EU state admits it handed over terrorism suspects

AT least one European state has admitted to handing over terrorism suspects to foreign agents, the Council of Europe said yesterday, citing a breach of the country’s human rights duties.

Council Secretary General Terry Davis refused to say which of the 46 members had secretly transferred suspects and said it was up to national authorities or the European Court of Human Rights to take action.

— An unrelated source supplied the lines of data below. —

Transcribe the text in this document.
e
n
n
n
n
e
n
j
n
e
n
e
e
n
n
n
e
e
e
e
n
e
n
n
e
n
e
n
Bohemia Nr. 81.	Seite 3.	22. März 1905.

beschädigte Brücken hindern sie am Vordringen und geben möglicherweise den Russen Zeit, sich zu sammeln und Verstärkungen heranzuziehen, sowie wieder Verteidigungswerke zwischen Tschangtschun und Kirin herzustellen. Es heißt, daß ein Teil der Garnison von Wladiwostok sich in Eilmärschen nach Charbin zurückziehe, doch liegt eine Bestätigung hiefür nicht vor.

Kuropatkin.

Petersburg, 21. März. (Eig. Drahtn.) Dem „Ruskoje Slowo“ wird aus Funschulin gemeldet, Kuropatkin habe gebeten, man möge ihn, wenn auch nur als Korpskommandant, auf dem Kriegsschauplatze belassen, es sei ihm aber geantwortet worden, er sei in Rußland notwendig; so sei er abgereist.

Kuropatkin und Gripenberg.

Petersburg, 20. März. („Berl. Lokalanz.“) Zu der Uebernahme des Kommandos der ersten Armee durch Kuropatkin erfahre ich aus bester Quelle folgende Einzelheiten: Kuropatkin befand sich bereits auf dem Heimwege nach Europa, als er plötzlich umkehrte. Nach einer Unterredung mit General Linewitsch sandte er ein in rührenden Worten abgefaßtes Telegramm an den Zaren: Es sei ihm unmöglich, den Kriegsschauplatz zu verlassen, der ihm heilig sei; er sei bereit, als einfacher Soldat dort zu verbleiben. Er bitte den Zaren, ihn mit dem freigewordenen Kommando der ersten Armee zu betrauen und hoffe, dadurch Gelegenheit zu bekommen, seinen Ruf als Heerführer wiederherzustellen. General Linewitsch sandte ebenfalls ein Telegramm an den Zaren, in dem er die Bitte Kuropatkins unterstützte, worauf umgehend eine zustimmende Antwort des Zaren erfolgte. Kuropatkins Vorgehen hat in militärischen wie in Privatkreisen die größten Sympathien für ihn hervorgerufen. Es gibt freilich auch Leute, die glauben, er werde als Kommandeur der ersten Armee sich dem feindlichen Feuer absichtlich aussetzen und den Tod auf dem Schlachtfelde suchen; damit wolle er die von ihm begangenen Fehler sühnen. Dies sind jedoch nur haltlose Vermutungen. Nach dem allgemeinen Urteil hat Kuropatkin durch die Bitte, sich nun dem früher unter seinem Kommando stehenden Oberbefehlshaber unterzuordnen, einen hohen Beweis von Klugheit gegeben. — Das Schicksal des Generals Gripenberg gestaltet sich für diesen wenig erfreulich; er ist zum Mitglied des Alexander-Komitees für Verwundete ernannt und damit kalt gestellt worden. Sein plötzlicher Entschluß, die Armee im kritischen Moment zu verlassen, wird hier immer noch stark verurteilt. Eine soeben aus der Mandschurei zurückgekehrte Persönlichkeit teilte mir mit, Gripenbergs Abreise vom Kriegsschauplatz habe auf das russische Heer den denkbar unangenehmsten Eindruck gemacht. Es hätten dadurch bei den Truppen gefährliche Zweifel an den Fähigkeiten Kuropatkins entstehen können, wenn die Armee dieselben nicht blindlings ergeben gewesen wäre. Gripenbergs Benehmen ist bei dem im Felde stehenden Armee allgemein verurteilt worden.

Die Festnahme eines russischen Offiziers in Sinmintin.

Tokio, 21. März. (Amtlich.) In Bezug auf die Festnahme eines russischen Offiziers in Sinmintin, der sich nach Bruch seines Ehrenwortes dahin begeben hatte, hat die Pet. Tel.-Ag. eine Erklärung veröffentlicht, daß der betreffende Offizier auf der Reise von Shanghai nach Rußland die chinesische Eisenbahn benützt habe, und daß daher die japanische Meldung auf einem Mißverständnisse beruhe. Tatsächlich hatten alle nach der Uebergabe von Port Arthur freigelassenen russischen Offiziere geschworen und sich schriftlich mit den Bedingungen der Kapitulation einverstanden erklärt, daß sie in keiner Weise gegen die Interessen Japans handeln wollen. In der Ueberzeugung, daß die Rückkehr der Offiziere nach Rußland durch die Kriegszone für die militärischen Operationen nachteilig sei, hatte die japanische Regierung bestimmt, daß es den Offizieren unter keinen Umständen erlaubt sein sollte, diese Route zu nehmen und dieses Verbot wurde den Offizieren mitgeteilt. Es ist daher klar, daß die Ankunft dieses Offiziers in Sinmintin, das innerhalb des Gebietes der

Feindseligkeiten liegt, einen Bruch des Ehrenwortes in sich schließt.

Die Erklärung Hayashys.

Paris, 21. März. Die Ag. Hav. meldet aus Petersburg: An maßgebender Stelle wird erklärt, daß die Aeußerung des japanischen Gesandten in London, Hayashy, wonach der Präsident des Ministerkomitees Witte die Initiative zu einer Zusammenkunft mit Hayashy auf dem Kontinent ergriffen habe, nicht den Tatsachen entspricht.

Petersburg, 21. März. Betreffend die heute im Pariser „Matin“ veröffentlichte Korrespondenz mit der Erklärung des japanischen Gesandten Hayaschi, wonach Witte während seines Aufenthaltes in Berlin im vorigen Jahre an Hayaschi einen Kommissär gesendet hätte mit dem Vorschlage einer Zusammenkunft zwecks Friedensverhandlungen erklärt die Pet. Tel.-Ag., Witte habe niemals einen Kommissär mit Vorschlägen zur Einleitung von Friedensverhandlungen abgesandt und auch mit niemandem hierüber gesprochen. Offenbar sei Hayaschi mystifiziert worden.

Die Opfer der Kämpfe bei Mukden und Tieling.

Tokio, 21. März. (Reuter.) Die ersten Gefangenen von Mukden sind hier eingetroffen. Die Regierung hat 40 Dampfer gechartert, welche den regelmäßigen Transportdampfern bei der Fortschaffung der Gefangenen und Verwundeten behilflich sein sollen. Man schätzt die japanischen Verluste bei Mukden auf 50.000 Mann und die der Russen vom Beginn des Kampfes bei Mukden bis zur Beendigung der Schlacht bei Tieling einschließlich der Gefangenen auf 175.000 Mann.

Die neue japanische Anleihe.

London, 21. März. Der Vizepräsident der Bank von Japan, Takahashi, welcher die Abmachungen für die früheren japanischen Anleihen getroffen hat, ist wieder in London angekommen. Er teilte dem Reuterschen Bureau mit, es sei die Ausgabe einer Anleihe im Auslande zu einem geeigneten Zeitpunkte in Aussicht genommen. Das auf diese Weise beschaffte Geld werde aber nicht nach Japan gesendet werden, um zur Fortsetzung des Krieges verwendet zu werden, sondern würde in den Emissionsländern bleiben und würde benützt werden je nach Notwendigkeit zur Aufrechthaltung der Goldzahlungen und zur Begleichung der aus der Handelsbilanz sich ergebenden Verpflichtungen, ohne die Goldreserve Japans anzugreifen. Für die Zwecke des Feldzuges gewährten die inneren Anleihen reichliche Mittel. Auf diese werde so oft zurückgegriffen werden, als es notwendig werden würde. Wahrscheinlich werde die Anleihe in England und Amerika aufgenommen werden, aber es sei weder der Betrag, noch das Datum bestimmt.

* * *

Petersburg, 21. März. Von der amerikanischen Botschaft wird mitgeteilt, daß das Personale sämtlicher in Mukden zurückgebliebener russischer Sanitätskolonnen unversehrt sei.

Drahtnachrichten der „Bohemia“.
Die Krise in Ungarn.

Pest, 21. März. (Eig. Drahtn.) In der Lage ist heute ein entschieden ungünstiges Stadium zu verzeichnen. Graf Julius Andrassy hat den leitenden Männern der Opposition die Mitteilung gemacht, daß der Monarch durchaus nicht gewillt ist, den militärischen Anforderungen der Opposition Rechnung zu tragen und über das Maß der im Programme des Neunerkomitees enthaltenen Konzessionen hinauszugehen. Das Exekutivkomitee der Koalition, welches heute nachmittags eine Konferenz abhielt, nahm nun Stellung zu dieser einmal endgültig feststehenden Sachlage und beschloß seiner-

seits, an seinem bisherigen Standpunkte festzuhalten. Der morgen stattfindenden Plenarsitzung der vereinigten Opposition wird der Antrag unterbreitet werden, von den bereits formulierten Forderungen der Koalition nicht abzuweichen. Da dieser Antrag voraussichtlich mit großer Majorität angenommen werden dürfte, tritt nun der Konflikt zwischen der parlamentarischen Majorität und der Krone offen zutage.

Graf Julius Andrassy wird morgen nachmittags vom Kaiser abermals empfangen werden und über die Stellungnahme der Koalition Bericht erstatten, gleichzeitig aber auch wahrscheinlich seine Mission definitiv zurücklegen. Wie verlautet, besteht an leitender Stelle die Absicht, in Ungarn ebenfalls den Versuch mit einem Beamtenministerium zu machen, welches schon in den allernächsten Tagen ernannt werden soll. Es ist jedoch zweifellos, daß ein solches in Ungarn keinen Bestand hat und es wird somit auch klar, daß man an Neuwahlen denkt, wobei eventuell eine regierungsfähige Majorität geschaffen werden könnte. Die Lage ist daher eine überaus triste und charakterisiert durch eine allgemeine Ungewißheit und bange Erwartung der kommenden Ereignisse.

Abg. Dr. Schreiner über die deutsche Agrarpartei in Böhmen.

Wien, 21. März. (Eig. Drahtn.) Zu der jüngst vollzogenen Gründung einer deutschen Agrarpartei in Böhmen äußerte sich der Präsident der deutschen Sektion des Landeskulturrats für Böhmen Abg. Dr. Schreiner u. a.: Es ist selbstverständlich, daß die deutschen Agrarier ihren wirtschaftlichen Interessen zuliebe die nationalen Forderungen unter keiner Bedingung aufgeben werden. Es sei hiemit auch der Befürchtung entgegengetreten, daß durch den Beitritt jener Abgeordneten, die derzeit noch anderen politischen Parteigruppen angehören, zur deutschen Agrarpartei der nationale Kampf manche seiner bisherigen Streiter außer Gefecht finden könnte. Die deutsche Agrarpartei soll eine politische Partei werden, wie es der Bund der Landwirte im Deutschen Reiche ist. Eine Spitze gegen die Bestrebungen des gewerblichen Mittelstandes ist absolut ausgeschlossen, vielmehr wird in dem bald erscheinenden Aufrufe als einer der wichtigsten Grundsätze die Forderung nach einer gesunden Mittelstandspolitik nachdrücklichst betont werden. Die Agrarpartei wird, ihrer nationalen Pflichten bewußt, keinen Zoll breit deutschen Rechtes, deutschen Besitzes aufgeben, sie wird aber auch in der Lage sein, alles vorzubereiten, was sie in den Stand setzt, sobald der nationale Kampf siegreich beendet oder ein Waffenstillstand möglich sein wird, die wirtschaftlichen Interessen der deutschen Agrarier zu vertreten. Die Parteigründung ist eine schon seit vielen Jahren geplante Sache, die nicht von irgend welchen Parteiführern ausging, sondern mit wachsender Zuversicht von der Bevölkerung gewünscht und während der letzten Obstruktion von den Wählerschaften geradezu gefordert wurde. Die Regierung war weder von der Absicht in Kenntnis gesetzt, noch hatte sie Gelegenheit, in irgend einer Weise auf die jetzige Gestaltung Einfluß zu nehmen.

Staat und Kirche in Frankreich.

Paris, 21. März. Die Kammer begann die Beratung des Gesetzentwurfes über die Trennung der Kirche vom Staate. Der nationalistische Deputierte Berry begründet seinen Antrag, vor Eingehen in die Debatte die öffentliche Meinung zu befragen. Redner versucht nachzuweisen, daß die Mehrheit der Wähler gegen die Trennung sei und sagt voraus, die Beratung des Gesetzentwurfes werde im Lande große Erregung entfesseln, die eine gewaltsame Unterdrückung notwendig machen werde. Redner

Last November, Mr Davis gave member states a three-month deadline to hand over information relating to suspicions that the US Central Intelligence Agency had run a network of secret jails in Europe for al-Qaida suspects. He also asked them to reveal details they had about secret CIA flights across Europe in which prisoners are alleged to have been transferred to jails in third countries where they faced torture and abuses, a process known as rendition. “I am now in position to say that we no longer need to speak about ‘alleged’ cases of rendition,” Mr Davis told a news conference in the eastern French city of Strasbourg where the human rights watchdog is based.

“I am not in a position to go into any further detail at the moment, but we have received official acknowledgment of ‘handing over’ individuals to foreign officials” in ways that flouted the European Convention on Human Rights and other legal standards.

Mr Davis’s spokesman Matjas Gruden said it was not for the council to take action.

“We are not looking for the guilty parties,” he said.

The council had decided not to name the state that had admitted to wrongdoing in isolation, he said, but “everything will be very transparent. We will publish the responses” once all responses have been collated over the next two weeks.

Italian and German prosecutors are investigating the case of an Egyptian man they believe was snatched on a Milan street by a team of CIA agents in February 2003 and flown via Germany to Egypt, where he later said he was tortured.

A German national, Khaled el-Masri, is suing the former head of the CIA over his alleged rendition from Macedonia to Afghanistan, where he says the US held him in jail for months as a terrorist suspect in 2004. German prosecutors are probing that case.

In Sweden, a parliamentary ombudsman has criticised the security services over the expulsion of two Egyptian terrorism suspects who were handed over to US agents and flown home aboard a US government-leased plane in 2001.